= Rosa Lee Nemir =

American physician (1905–1992)

Rosa Lee Nemir, MD (July 16, 1905 - April 27, 1992) was an American physician working as a pulmonary and pediatrics specialist. She is recognized as one of the first women in America to achieve a complete professorship in pediatrics.

== Early life and education ==
Born in the city of Waco, Texas to Mr. and Mrs. David Nemir, Nemir attended Austin High School and graduated in 1922 with straight A's, receiving a university scholarship. She graduated in 1926 from the University of Texas and went on to further her education four years later at Johns Hopkins University Medical School in 1930.

== Career ==
Nemir is recognized as one of the first women in America to achieve a complete professorship in pediatrics, and as a former president of the American Medical Women's Association (1963–1964), she encouraged other American women to pursue careers in medicine and healthcare.

Nemir served as the vice president of the Medical Women's International Association (MWIA) on behalf of North America, medical director for the Judson Health Center's Adolescent Girls Clinic, officer for the Young Men's Christian Association (YMCA), manager for the Brooklyn chapter of the American Red Cross, head director of the Pediatric Laboratories at Gouverneur Hospital and Bellevue Children's Chest Clinic, and board member for the Brooklyn Kindergarten Society, Willoughby House Settlement, and Irvington House for Children.

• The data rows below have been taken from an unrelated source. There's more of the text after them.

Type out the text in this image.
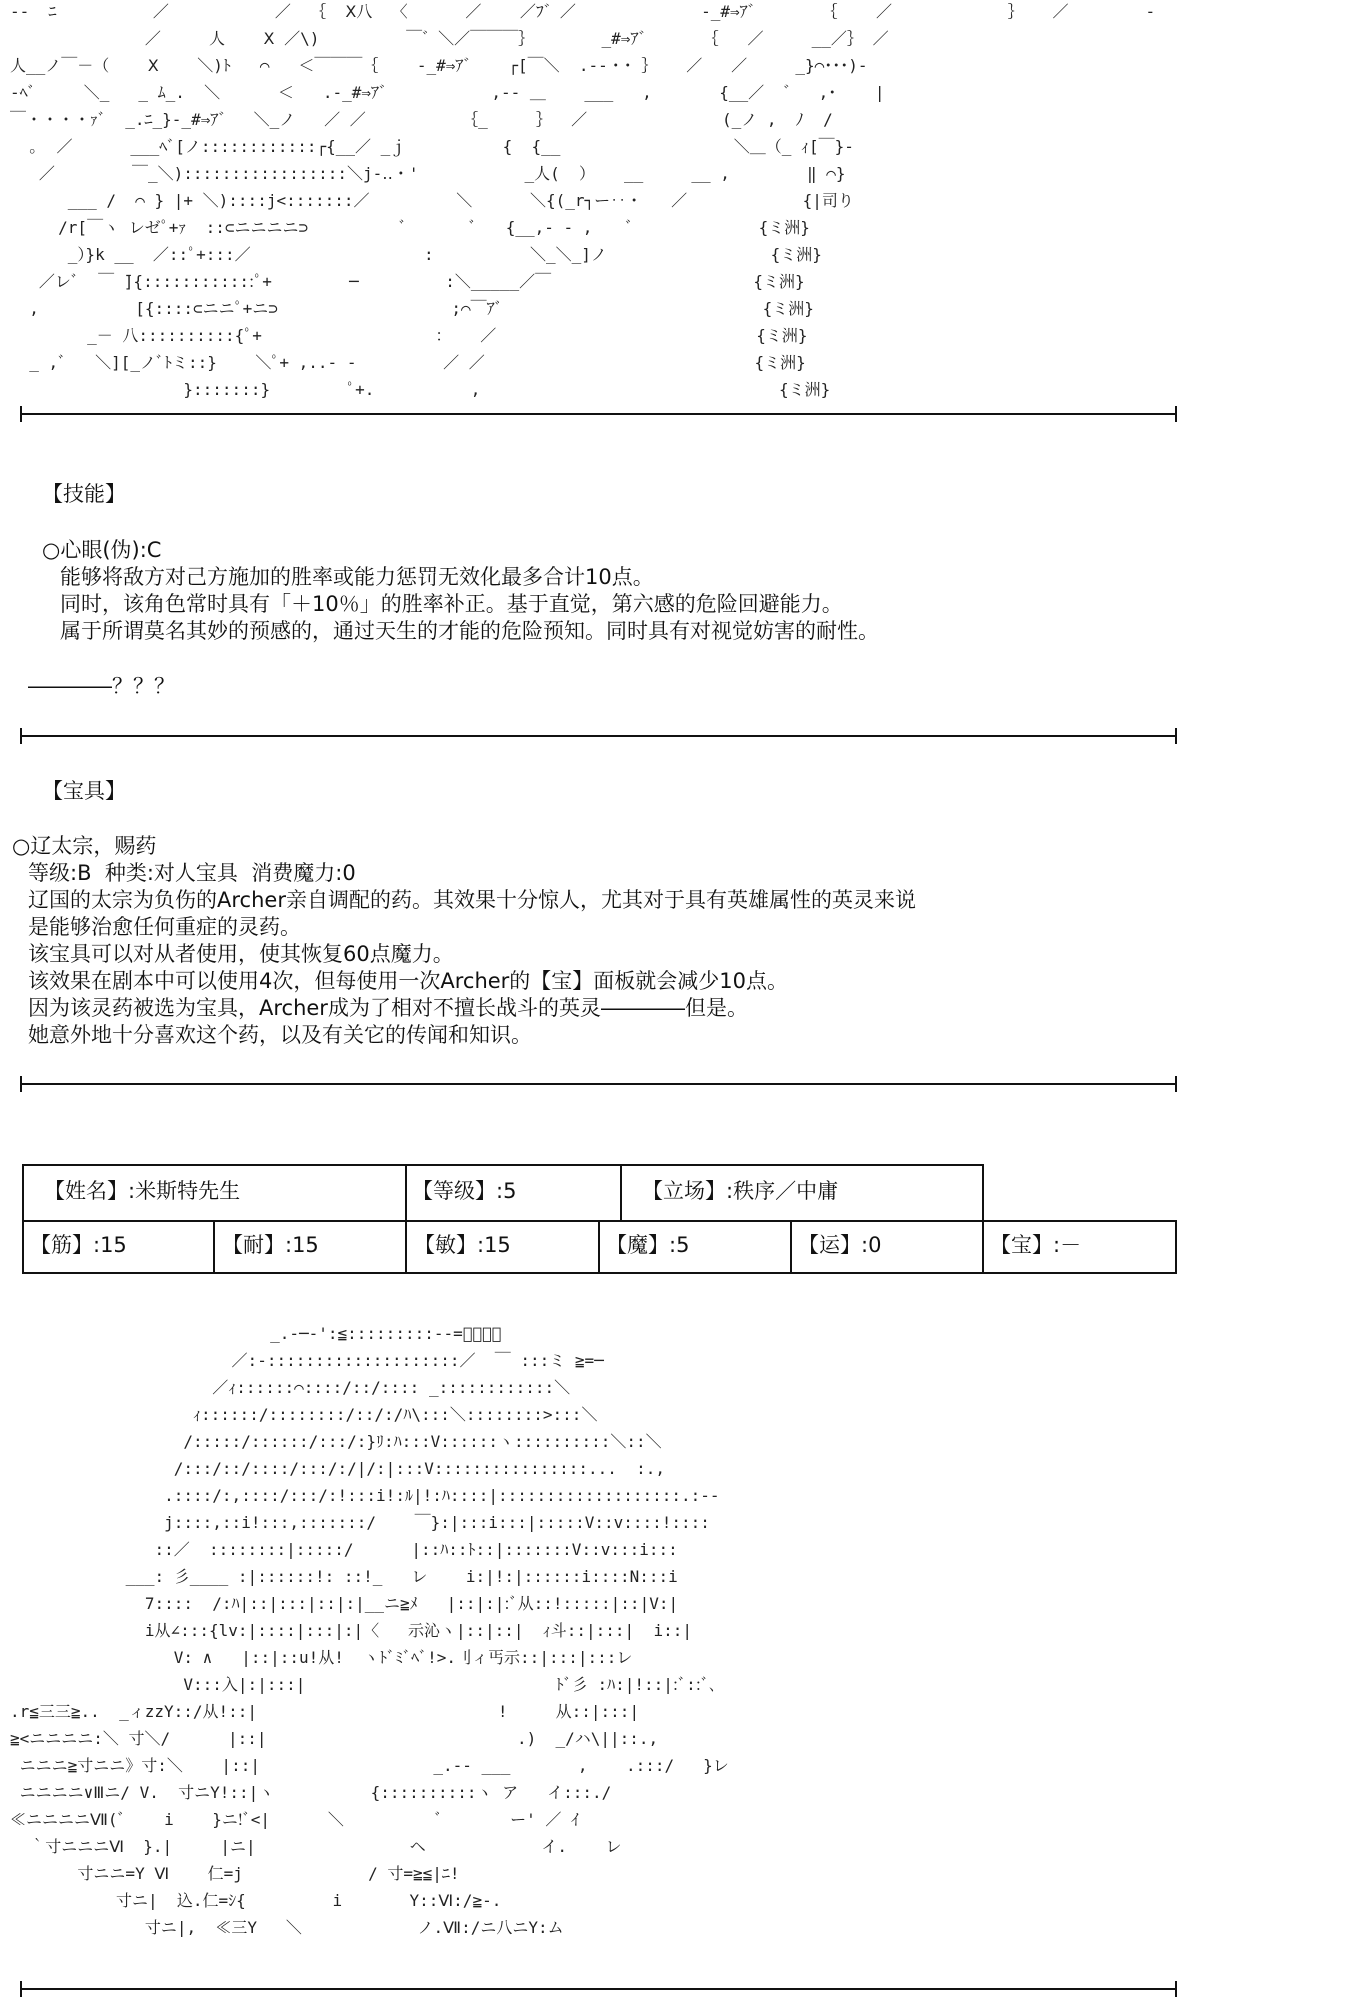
--  ﾆ          ／           ／  ｛  Ⅹ八  〈      ／    ／ﾌ゛／             -_#⇒ｱ゛      ｛    ／            ｝   ／        -
／     人    Ⅹ ／\)         ￣゛＼／￣￣￣｝       _#⇒ｱ゛     ｛   ／     __／｝ ／
人__ノ￣－（    Ⅹ    ＼)ﾄ   ⌒   ＜￣￣￣｛    -_#⇒ｱ゛   ┌[￣＼  .--・･ ｝   ／   ／     _}⌒･･･)-
-ﾍﾞ     ＼_   _ ﾑ_.  ＼      ＜   .-_#⇒ｱ゛          ,-- ＿    ___   ,       {__／  ゛  ,･    |
￣・・・・ｧﾞ  _.ﾆ_}-_#⇒ｱ゛  ＼_ノ   ／ ／          ｛_     ｝  ／              (_ノ ,  ﾉ  /
｡  ／      ___ﾍﾞ[ノ::::::::::::┌{__／ _ｊ          {  {__                  ＼＿（_ ｨ[￣}-
／        ￣_＼):::::::::::::::::＼j-‥・'           _人(  ）   __     __ ,        ‖ ⌒}
___ /  ⌒ } |+ ＼)::::j<:::::::／         ＼      ＼{(_r┐ー‥・   ／            {|司り
/r[￣ヽ レゼﾟ+ｧ  ::⊂ニニニニ⊃          ﾞ       ﾞ   {__,- - ,    ﾞ             {ミ洲}
_）}k __  ／::ﾟ+:::／                  :          ＼_＼_]ノ                 {ミ洲}
／レﾞ  ￣ ̄]{::::::::::::ﾟ+        ─         :＼_____／￣                     {ミ洲}
,          [{::::⊂ニニﾟ+ニ⊃                  ;⌒￣ｱﾞ                           {ミ洲}
_－ 八::::::::::{ﾟ+                  ：   ／                           {ミ洲}
_ ,ﾞ   ＼][_ノﾞﾄミ::}    ＼ﾟ+ ,..- -         ／ ／                            {ミ洲}
}:::::::}        ﾟ+.          ,                               {ミ洲}

【技能】

○心眼(伪):C

能够将敌方对己方施加的胜率或能力惩罚无效化最多合计10点。

同时，该角色常时具有「＋10％」的胜率补正。基于直觉，第六感的危险回避能力。

属于所谓莫名其妙的预感的，通过天生的才能的危险预知。同时具有对视觉妨害的耐性。

――――？？？

【宝具】

○辽太宗，赐药

等级:B  种类:对人宝具  消费魔力:0

辽国的太宗为负伤的Archer亲自调配的药。其效果十分惊人，尤其对于具有英雄属性的英灵来说

是能够治愈任何重症的灵药。

该宝具可以对从者使用，使其恢复60点魔力。

该效果在剧本中可以使用4次，但每使用一次Archer的【宝】面板就会减少10点。

因为该灵药被选为宝具，Archer成为了相对不擅长战斗的英灵――――但是。

她意外地十分喜欢这个药，以及有关它的传闻和知识。

【姓名】:米斯特先生	【等级】:5	【立场】:秩序／中庸
【筋】:15	【耐】:15	【敏】:15	【魔】:5	【运】:0	【宝】:－
_.-─‐':≦:::::::::--=ﾞ￣ｰ､
／:‐::::::::::::::::::::／  ￣ :::ミ ≧=─
／ｨ::::::⌒::::/::/:::: _::::::::::::＼
ｨ::::::/::::::::/::/:/ﾊ\:::＼::::::::>:::＼
/:::::/::::::/:::/:}ﾘ:ﾊ:::V::::::ヽ::::::::::＼::＼
/:::/::/::::/:::/:/|/:|:::V::::::::::::::::...  :.,
.::::/:,::::/:::/:!:::i!:ﾙ|!:ﾊ::::|:::::::::::::::::::.:--
j::::,::i!:::,:::::::/    ￣}:|:::i:::|:::::V::v::::!::::
::／  ::::::::|:::::/      |::ﾊ::ﾄ::|:::::::V::v:::i:::
___: 彡____ :|::::::!: ::!_   レ    i:|!:|::::::i::::N:::i
7::::  /:ﾊ|::|:::|::|:|__ニ≧ﾒ   |::|:|:ﾞ从::!:::::|::|V:|
i从∠:::{lv:|::::|:::|:|〈   示沁ヽ|::|::|  ｨ斗::|:::|  i::|
V: ∧   |::|::u!从!  ヽﾄﾞﾐﾞﾍﾞ!>.刂ィ丐示::|:::|:::レ
V:::入|:|:::|                          ﾄﾞ彡 :ﾊ:|!::|:ﾞ::ﾞ､
.r≦三三≧..  _ィzzY::/从!::|                         !     从::|:::|
≧<ニニニニ:＼ 寸＼/      |::|                          .)  _/ハ\||::.,
ニニニ≧寸ニニ》寸:＼    |::|                  _.-‐ ___       ,    .:::/   }レ
ニニニニ∨Ⅲニ/ V.  寸ニY!::|ヽ          {::::::::::ヽ ア   イ:::./
≪ニニニニⅦ(ﾞ    i    }ニ!ﾞ<|      ＼          ﾞ       ー' ／ ｲ
｀寸ニニニⅥ  }.|     |ニ|                ヘ            イ.    レ
寸ニニ=Y Ⅵ    仁=j             / 寸=≧≦|ﾆ!
寸ニ|  込.仁=ｼ{         i       Y::Ⅵ:/≧-.
寸ニ|,  ≪三Y   ＼            ノ.Ⅶ:/ニ八ニY:ム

During her professional career, Nemir worked at New York University's medical school and Belluvue Hospital Center until the onset of her lung fibrosis. The central interest of her research centered around acquiring knowledge on tuberculosis and how to cure this disease. Through studies conducted on tuberculosis patients, Nemir investigated the interaction between steroids and the disease, and she was also the first professional to administer the drug rifampin to treat TB in children. Additionally, Nemir analyzed the effects of rifampin in a thirty-year study following a set of TB patients from their childhood into adulthood. After years of data collection and research, rifampin is a standardized drug used to treat tuberculosis (often in combination with other drugs)

== Personal life ==
Residing in Brooklyn during the latter years of her life, Nemir died on April 27, 1992, at Tisch Hospital of New York University (NYU) in Manhattan at the age of 86. The cause of her death was from lung fibrosis. Her husband E. J. Audi died two decades prior in 1968. At the time of her death, she had three surviving children.